In a case study published on Thursday, Adobe looks to Buffalo Studios, developer of popular Facebook game Bingo Blitz, and how the studio was able to use Flash in conjunction with AIR to provide a solid gaming experience across both Web and mobile.
It's important to understand first that Buffalo Studios comes from a background in native mobile development. That means the studio made their iOS titles in Objective-C and ported the game to Java for Android. It's less than ideal, and can be frustrating at times.
For Bingo Blitz, the team did a little something different. They took a game built for the Web in Adobe Flash and ported it to mobile using Adobe AIR. The studio's director for Flash Development, Lorenzo Nuvoletta, said that "having one Adobe Flash content pipeline and using Adobe AIR to rapidly port to all devices cut our development cycle in half."
Now, every usage case is not going to be the same. Buffalo Studios may have had the right people at the right time, but it still stands to reason that developing with tools that are platform agnostic is much better than developing a native application in some cases. It's especially true for games, but others could benefit from it.
As for the future of Buffalo Studios' games, SVP of Technology, Barry Sohl, says that Adobe's products are the future:
We are basing all our current and future titles on Adobe Game Developer Tools. It’s very cool to be able to simultaneously release all our platforms every week, which is extremely difficult for one team to do without Adobe AIR.
Adobe's products aren't the only development tools that can achieve these kinds of results either.
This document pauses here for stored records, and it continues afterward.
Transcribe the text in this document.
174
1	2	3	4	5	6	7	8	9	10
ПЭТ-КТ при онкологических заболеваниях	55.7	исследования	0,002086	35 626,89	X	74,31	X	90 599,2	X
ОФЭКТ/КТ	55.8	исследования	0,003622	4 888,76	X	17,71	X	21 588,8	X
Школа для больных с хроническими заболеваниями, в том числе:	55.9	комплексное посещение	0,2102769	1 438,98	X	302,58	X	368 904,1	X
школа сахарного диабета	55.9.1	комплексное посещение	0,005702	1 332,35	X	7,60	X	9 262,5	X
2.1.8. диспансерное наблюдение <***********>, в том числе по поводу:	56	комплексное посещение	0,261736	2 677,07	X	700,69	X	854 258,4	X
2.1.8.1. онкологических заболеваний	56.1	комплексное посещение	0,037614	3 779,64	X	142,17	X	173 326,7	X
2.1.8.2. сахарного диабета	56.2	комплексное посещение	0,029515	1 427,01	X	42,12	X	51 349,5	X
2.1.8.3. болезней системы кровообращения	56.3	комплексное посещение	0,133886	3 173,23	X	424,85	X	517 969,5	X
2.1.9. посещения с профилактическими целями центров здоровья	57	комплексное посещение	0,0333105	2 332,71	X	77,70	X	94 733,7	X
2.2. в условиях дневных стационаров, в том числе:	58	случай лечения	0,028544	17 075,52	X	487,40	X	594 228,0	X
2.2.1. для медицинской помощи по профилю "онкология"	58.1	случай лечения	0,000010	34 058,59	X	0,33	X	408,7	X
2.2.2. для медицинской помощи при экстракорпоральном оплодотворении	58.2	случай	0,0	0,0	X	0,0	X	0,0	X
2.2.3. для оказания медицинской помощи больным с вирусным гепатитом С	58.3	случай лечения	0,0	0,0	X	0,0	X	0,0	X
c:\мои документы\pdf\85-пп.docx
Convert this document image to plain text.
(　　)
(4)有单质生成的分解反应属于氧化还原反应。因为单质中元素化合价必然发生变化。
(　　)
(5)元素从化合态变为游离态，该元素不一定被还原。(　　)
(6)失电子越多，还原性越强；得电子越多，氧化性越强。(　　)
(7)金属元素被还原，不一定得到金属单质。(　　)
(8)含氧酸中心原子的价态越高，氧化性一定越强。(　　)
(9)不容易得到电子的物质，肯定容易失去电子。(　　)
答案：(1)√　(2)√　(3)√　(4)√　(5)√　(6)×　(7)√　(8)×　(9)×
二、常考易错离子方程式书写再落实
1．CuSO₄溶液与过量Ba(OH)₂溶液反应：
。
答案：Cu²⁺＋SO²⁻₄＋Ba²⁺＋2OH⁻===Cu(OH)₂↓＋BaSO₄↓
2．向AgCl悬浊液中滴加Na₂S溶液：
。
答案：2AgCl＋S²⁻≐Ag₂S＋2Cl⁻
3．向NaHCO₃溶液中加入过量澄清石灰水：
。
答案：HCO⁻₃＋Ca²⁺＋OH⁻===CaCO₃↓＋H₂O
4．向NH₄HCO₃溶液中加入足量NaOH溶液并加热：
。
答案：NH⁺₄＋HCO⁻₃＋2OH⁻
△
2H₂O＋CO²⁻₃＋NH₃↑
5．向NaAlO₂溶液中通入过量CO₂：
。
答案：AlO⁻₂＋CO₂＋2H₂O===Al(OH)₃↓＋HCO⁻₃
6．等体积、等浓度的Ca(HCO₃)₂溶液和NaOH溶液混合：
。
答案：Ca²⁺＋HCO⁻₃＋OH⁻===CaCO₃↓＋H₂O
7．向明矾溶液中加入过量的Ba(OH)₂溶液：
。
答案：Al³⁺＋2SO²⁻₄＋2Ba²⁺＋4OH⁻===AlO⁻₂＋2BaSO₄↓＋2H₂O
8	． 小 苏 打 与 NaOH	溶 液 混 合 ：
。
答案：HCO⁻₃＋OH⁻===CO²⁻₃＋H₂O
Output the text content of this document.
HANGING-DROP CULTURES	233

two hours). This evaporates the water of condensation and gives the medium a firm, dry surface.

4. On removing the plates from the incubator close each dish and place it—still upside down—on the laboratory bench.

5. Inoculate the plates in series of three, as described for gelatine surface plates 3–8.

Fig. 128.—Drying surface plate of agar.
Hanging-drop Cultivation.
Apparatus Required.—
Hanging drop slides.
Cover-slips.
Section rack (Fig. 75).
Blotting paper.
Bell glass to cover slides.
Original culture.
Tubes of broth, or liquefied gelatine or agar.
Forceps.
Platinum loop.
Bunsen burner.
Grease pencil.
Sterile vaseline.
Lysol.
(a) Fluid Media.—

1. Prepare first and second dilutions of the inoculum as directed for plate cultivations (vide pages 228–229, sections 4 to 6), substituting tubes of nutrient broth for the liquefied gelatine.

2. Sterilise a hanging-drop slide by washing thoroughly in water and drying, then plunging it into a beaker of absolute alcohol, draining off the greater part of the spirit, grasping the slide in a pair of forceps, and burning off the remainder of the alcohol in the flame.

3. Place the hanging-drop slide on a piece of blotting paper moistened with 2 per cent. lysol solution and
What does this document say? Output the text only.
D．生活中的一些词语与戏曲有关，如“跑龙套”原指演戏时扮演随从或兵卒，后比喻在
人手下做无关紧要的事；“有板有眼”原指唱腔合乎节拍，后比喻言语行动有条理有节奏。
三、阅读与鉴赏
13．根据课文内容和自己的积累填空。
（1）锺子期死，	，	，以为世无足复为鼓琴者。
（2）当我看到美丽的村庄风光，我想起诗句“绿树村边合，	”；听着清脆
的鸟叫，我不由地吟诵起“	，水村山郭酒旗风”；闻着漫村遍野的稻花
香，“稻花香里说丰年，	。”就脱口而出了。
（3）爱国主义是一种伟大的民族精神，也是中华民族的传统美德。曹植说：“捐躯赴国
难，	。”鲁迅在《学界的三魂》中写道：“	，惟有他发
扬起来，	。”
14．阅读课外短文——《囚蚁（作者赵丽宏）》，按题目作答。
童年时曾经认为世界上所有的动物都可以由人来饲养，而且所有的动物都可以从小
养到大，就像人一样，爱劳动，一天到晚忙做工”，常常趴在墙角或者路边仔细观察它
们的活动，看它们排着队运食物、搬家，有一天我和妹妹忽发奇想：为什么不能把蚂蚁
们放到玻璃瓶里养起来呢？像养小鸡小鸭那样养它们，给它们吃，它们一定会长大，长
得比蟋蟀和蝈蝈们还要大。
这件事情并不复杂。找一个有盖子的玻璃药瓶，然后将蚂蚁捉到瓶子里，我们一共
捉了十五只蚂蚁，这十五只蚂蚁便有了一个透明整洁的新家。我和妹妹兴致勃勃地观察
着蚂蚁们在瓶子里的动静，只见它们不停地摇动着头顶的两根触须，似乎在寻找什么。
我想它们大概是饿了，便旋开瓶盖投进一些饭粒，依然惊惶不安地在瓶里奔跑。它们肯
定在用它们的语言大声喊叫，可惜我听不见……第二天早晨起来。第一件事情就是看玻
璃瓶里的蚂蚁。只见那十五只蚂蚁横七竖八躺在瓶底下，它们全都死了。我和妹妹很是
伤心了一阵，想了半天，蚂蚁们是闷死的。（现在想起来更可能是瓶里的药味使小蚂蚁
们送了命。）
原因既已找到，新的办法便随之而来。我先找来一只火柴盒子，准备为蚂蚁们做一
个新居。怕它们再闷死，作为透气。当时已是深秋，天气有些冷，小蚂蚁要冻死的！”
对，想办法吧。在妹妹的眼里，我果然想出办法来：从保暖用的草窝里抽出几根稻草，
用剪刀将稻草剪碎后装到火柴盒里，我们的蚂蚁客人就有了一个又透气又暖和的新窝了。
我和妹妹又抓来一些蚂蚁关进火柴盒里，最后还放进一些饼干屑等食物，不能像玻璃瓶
Unity, another popular game development toolset, boasts that developers can create games using its toolset and port to any number of platforms, including mobile devices.
Until HTML5 becomes the go to platform for mobile Web development, Adobe, Unity and other similar programs will be the go to platforms for developing applications across multiple devices and platforms. Users demand that applications be the same across the Web and mobile, and developers must be ready to answer that call.